Former Psychiatrist in Chief of Johns Hopkins Hospital Dr. Paul McHugh flatly stated that sex change is impossible.
“The idea that one’s sex is a feeling, not a fact, has permeated our culture and is leaving casualties in its wake. Gender dysphoria should be treated with psychotherapy, not surgery,” he said. “At Johns Hopkins, after pioneering sex-change surgery, we demonstrated that the practice brought no important benefits.”
Cosmopolitan’s Lane Moore praised the Texas Department of Criminal Justice’s new rule that allows transgender prisoners to receive hormone therapy even if they weren’t receiving it before.
“Texas just did an awesome thing for transgender inmates,” Moore said.
The magazine also labelled 2016 the “most dangerous year for transgender Americans yet.”

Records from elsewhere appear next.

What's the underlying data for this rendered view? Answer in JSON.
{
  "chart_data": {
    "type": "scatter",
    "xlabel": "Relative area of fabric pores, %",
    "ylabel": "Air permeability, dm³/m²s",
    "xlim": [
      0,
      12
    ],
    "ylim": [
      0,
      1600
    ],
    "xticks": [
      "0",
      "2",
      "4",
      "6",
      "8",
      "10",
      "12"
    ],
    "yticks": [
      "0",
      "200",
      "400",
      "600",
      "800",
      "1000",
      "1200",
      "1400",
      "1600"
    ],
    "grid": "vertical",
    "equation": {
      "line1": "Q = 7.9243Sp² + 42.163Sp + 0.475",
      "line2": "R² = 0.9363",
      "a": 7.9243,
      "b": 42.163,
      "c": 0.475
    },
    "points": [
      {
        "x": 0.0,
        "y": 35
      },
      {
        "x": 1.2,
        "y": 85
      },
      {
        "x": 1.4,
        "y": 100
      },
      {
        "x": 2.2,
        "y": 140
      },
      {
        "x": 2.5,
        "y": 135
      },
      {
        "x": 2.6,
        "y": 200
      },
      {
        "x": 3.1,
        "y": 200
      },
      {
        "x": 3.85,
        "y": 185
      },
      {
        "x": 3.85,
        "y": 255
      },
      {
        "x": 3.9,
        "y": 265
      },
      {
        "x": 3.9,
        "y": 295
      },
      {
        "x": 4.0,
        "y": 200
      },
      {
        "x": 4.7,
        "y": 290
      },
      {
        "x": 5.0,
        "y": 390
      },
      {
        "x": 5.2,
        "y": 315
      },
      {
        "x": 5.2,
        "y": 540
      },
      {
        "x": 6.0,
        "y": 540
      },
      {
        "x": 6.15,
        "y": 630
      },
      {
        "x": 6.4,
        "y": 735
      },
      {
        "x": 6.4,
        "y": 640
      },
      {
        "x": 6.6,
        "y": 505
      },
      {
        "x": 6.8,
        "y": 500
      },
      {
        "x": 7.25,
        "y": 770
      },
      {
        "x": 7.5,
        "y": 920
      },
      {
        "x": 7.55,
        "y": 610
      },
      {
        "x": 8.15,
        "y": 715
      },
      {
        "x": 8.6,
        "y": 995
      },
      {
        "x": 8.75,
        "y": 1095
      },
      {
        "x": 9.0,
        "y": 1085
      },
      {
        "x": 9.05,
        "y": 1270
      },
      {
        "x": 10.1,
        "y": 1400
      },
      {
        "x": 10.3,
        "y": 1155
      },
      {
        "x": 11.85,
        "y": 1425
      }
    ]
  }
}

The article, also written by Moore, highlighted 44 proposed bills in 16 states which she said “target” transgender people. She mentioned that this number is over twice as many as the 21 bills denying rights to transgenders introduced in 2015.
“Hopefully the HRC's (Human Rights Campaign) hard work will allow them to prevail again this year, though it would be nice to live in a world where they wouldn't have to fight so hard,” Moore said.
While people with gender dysphoria certainly need and deserve medical attention no matter whether they are in prison, many rush to conclude that hormone therapy and sex change surgery are the most successful treatment options. In the face of serious controversy over whether these treatments even work taxpayers should not be expected to pick up the tab for them.